Başkan Recep Tayyip Erdoğan, sabah saatlerinde Kısıklı'da bulunan konutundan çıkarak Dolmabahçe Çalışma Ofisine geldi. Erdoğan'ın ofiste düzenlenen kahvaltı programında yabancı basın mensuplarıyla bir araya geldi.
İşte Erdoğan'ın açıklamalarından satır başları:
"Libyalı, Yemenli, Mısırlı kardeşlerimizin sıkıntısı da bizim sıkıntımızdır. Asla yayılmacı, müdahaleci bir anlayış içinde değiliz. Kimsenin toprağında, egemenliğinde gözümüz yok. Kendi milli güvenliğimizi sağlama almaya çalışıyoruz. Son 8 yılda bir milyon insanın canına mal olan Suriye'deki zulme bu anlayışla çözüm bulmaya çalışıyoruz.
MURSİ'NİN ÖLÜMÜNÜN UNUTULMASINA ASLA FIRSAT VERMEYECEĞİZ!
Batı'da yükselen İslam düşmanlığına, neo nazi terörüne bunun için dikkat çekiyoruz. Pazartesi günü Mursi'nin vefatıyla gözler önüne serilen Mısır'daki demokrasi katliamına bunun için tepki gösteriyoruz. Bize hak hukuk dersi verenler Mısır halkının seçtiği cumhurbaşkanının darbe mahkemelerindeki ölümüne sessiz kalsa da biz kalamayız. Kaşıkçı cinayetinin unutulmasına nasıl rıza göstermemişsek Mursi'nin ölümünün unutulmasına da fırsat vermeyeceğiz.
Bir ülkede seçimle gelen ilk cumhurbaşkanı 20-25 dakika can çekişiyor, ve orada en ufak bir müdahale yapılmıyor. Ailesi bir vasiyetin yerine getirilmesini istiyor, ailesine naaşını vermiyorlar. Sadece 2 oğluyla avukatları defin esnasında hazır bulunabiliyor. Böyle bir cinayet olabilir mi? Sisiböyle bir yöneticidir, bir zalimdir, bir demokrat değildir. Demokrasinin neticesi iş başına gelmiş birisi değildir. İfadelerimiz Sisi ve etrafındakileri rahatsız edebilir. Önemli olan bu dünyada haklıların yanında yer alanların buna nasıl baktığıdır. Kaşıkçı cinayetinde ülkemizin tutumunu haklı bulan BM'nin Mursi cinayetinde hesap soracağına inanıyorum.
KALEMİNİ TERÖR ÖRGÜTLERİNİN EMRİNE VERENLER ASLA GAZETECİ OLAMAZ
Gazetecilik hakikat arayışıdır.
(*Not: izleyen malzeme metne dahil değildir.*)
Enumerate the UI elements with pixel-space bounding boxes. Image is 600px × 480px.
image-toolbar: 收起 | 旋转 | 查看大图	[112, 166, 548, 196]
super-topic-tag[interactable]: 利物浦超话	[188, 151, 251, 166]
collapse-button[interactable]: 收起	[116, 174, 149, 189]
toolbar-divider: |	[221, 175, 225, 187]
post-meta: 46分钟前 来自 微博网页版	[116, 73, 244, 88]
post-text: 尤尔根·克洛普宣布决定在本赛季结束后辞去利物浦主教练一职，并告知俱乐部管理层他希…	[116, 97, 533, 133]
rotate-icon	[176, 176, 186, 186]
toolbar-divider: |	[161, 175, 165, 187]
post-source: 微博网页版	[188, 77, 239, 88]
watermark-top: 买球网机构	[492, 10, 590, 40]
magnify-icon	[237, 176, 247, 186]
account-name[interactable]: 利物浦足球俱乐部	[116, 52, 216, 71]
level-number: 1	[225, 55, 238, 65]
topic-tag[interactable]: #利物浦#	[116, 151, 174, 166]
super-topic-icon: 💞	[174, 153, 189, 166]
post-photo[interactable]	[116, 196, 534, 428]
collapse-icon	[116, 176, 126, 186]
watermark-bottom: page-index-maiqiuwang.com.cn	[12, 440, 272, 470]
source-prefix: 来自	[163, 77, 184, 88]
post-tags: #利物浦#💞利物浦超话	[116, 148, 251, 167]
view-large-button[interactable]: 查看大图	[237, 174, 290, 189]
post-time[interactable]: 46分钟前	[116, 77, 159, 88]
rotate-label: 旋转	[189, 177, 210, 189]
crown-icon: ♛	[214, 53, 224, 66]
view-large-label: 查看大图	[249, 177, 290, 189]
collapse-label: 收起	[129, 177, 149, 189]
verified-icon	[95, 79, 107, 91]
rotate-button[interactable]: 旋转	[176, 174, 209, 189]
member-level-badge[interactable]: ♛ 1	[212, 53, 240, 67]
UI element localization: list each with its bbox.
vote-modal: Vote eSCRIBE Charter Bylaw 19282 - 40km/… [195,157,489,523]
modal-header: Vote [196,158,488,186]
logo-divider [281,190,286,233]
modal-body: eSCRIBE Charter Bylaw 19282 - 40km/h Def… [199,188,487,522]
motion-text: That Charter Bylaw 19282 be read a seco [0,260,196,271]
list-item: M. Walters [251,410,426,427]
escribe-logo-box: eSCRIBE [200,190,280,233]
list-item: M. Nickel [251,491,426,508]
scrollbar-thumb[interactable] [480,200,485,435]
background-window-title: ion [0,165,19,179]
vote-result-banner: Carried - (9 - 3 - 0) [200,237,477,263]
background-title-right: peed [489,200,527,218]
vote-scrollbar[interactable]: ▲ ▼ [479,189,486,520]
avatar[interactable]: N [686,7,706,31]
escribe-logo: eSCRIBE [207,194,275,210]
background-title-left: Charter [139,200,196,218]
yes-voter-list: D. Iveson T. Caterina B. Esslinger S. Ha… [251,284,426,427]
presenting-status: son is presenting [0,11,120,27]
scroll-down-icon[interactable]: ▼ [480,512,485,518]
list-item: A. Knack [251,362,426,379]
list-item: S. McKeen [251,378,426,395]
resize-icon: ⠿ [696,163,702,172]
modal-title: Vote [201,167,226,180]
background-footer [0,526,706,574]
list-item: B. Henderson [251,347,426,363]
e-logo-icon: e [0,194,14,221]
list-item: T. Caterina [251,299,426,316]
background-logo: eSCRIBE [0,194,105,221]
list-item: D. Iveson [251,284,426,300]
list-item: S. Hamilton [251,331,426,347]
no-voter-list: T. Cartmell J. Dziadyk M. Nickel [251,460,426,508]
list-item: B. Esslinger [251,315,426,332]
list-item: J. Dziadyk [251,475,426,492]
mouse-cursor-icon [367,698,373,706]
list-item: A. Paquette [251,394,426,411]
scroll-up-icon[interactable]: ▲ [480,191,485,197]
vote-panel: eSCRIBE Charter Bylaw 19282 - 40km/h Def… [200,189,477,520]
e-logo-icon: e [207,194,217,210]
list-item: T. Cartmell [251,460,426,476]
Gazeteci de doğruların peşindeki insandır. Yalan haberlere tevessül etmek bireyin doğru haber alma hakkını da ihlal etmektir. Medya özgürlüğü işte bunun için vardır. İnandırıcılığını kaybetmiş medyanın topluma faydası olamaz. Güven erozyonuna uğrayan basın kuruluşu meslek mensupları için ağır bir yüktür. Medya siyaseti dizayn etmenin aracı haline dönüştürülmemelidir.
Gerçeklerin ortaya çıkması için canı pahasına görev yapan basın emekçilerine saygımız sonsuzdur. Kalemini ve kamerasını terör örgütlerinin emrine verenler nezdimizde asla gazeteci olamazlar.
Çoğu zaman muhataplarımız gerçeği keşfetmek için değil zihinlerindeki kalıplara cevap bulmak gayesiyle ülkemize bakıyorlar."